The entire “theory of catastrophic, man-made global warming” is dependant on the climate model outputs. I have seen recently where the science deniers (formerly referred to as warmers) say that although the models are not doing well now, they were good in the decade of the 90tys. Perhaps, but the on-going predictions for the 15 years of the first and second decades of the current century prove the models really have no predictive skills. And they want us to believe that the can predict the next 80 to 90 years.
TWTW continues with the following:
“The most distinctive feature of the chapter on vector borne diseases (chapter 4) is what is missing: how has the US addressed infectious diseases in the past? The chapter details the spread of diseases such as Lyme disease (borne by ticks) and West Nile virus & Malaria (borne by mosquitoes). Lyme disease, the major tick borne disease was subject to surveillance in 1991, and West Nile virus, the major mosquito borne disease, was first reported in 1999. Both are recent diseases in the US. Malaria was endemic in low-lying land in colonial days. In fact, a 1882 map, not mentioned in USGCRP report, shows that, except for the Appalachian Mountains and northern New England, malaria was common east of the Rocky Mountains.
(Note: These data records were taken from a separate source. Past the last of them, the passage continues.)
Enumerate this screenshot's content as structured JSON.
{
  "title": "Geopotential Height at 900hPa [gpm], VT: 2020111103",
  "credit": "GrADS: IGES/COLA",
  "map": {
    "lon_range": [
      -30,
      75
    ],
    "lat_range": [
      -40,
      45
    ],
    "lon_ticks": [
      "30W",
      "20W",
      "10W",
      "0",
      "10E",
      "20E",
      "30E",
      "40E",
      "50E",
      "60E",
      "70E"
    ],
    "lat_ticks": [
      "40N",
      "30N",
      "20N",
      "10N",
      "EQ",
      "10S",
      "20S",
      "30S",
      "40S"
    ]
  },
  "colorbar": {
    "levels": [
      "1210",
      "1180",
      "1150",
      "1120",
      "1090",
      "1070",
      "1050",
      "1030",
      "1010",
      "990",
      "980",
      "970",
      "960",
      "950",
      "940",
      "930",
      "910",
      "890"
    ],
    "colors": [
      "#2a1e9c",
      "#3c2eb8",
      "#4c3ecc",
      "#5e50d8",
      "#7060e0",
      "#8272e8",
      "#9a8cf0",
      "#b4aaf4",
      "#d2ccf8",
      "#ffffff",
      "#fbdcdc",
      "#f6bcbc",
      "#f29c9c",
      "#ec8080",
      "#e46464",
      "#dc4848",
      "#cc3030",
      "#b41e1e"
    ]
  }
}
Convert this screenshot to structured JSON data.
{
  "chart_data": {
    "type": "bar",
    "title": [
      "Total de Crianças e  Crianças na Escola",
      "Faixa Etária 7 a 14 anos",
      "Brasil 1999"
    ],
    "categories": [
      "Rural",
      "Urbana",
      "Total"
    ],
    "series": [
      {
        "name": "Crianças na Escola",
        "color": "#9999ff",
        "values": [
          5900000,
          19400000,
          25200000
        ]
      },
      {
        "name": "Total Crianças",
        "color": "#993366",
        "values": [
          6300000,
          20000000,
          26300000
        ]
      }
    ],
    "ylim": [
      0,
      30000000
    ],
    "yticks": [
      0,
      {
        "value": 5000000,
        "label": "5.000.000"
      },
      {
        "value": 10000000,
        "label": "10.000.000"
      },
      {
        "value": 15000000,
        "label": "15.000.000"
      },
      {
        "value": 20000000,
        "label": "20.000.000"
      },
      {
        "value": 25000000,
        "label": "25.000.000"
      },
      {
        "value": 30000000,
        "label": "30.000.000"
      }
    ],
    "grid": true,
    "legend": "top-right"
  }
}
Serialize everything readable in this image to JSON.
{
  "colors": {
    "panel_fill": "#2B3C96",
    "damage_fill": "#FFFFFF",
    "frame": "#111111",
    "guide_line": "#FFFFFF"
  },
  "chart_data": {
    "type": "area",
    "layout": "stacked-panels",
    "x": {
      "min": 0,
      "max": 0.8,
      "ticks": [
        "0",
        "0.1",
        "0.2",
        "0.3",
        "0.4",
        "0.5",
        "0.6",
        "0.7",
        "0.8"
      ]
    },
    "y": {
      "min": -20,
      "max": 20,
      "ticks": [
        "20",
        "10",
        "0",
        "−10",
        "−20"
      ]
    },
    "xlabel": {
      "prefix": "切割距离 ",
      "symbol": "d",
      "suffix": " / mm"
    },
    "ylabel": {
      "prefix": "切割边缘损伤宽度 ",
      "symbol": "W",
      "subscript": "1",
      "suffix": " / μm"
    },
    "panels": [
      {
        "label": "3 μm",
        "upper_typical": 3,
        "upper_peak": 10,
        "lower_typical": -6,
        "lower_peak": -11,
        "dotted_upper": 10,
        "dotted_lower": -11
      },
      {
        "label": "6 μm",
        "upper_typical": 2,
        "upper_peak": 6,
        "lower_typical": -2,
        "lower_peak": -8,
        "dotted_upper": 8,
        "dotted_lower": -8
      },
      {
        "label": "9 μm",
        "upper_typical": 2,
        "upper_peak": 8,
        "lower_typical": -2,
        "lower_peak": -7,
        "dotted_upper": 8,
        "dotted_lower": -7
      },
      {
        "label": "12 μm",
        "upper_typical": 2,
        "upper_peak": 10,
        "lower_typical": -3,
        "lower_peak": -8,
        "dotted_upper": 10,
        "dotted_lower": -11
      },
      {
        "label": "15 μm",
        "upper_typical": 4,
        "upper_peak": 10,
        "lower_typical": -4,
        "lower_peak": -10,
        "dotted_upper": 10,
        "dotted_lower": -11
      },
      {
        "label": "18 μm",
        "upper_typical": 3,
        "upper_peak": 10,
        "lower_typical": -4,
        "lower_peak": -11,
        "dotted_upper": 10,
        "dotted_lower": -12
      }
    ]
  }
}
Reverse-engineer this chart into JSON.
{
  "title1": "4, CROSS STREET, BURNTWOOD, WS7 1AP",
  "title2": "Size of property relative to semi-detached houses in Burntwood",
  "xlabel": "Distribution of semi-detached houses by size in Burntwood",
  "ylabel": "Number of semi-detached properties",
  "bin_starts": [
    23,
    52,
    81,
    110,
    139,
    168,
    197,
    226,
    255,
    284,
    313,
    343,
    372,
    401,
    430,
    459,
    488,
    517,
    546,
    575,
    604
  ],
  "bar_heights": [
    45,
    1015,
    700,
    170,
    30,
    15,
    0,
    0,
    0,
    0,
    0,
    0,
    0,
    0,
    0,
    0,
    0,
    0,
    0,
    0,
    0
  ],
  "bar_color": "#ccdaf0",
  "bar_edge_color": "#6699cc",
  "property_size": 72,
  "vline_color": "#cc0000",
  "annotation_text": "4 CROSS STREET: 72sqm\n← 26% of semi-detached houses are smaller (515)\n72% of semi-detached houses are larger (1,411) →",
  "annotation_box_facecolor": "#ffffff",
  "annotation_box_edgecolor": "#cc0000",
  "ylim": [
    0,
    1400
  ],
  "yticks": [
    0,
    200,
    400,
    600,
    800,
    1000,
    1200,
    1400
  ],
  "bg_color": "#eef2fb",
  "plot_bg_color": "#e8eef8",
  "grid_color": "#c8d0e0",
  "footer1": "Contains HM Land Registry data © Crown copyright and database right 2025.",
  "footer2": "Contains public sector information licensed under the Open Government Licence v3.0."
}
Further, the USGCRP report states that there were 36,307 reported cases of Lyme disease, 2,469 reported cases of West Nile virus, and 1,594 reported cases of Malaria in 2013. For individuals taken ill, the diseases are significant, but compared to the past, the numbers of those infected by vector borne diseases are insignificant in a population exceeding 317 million.
For example, the 1999 Statistical Abstract of the United States, shows that the Malaria rate in 1920 was 173 per 100,000 for a population of 106 million, or about 183,400 cases. This works out to be about 0.17% of the population in 1920 and 0.0005% of the population in 2013. Similarly, the great killer diseases of the past in the United States have been reduced to almost insignificance. These diseases include yellow fever, typhoid, and dysentery. Attempts by the USGCSP to relate infectious diseases, vector borne or not, to climate change fall flat. One of the great triumphs of Western Civilization has been the ability to address these diseases through research, public health measures, and wealth.
What is particularly disturbing about the USGCSP report is that the lead authors of the chapter on vector borne diseases are from the Centers for Disease Control and Prevention (CDC). One would expect that members of the CDC would know of the great improvements to American health and the control and prevention of disease during the 20th century, when the climate warmed.”
Having no training in “vector borne diseases” but only operating on what seems to be common sense, tells me that SEPP’s comments are on the mark. I always wonder why the people in the northern part of the US, for example, will not be able to handle a degree or two of higher temperature, if that actually comes to pass. Having lived in South East Texas for years, the temperature difference between there and say New York, is much greater than two degrees. How do all those Northerners that retire and move to the South survive? In fact most move to the warmer climates for health reasons.